Ракутович долго молчал. Потом вздохнул:

— И тут твоя правда. Душа разрывается. Кричал сегодня, что мужик хребет всему. И знаю, что это так. И знаю, что его правда, потому что никто так не страдает. А сердце липнет и липнет к этим. С ними скакать на коне учился, с соколами охотиться, с ними впервые напился.

— Дуришь, — непочтительно оборвал Лавр, — а они тебя на каждом шагу без вины твоей предавали. Они так и мечтают выспаться на твоей шкуре.

— Знаю. И все же, если б не были они перекати-полем, если б не переметнулась вся эта свора к Варшаве и Риму, не пошел бы я с вами. Добром бы их уговаривал быть добрыми с людьми.

— Их уговори-ишь, — протянул Лавр. — Разве что топором…

— Знаю, — сказал Роман. — Да с этим покончено. И хватит балакать.

— А Ирина? — не унимался Лавр. — Что сделали они с ней? Или, может, и ее забудешь? Закрутишь с богатой?

— Не могу забыть. Верен ей. И нет мне забытья. Иди, Лавр. Иди.

Лавр молча прошел мимо меня в комнату напротив.

Некоторое время я слышал в библиотеке только гулкие шаги. Потом увидел в щель господина: он подошел к столу и открыл книгу — не книгу, листы были слишком разные, — скорее какие-то послания и грамоты, переплетенные в общий телячий переплет.

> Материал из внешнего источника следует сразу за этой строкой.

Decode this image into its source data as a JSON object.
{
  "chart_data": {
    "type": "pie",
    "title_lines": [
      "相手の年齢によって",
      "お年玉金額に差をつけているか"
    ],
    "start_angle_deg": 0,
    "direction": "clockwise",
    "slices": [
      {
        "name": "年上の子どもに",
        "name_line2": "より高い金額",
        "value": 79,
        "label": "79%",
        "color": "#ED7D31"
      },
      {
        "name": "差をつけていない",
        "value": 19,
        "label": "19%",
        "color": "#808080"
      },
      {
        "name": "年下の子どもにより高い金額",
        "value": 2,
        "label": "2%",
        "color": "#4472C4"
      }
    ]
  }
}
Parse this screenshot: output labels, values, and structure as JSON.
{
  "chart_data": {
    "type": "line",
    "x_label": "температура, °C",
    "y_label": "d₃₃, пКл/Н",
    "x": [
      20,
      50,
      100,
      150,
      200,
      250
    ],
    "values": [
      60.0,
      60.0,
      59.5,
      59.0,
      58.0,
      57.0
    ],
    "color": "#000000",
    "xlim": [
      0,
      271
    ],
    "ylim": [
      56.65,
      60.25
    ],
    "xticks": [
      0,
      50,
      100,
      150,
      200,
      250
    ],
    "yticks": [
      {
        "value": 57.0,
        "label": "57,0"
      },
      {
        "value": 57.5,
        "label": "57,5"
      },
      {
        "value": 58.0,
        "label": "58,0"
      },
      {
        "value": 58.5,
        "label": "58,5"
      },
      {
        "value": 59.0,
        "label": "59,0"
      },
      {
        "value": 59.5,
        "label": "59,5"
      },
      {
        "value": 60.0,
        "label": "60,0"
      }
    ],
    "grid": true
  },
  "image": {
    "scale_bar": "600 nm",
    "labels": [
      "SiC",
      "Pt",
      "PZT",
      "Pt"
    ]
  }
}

Он читал, шевеля губами, и вдруг я услышал знакомые слова, слова восьмилетней давности из прошения белорусского народа на сейм. Все знали, кто его сложил.

И эти слова много у кого были на устах. Знал их и я.

— «Всему свету ведомо, — читал господин, — в каком был состоянии славный древний народ за несколько перед сим лет; а ныне оный, подобно возлюбленному богом народу Израильскому, с плачем о состоянии своем вопиет: се мы днесь уничиженны, паче всих живущих на земли, не имамы князя, ни вождя, ни пророка… и мятемся, как листья, по грешной земле…»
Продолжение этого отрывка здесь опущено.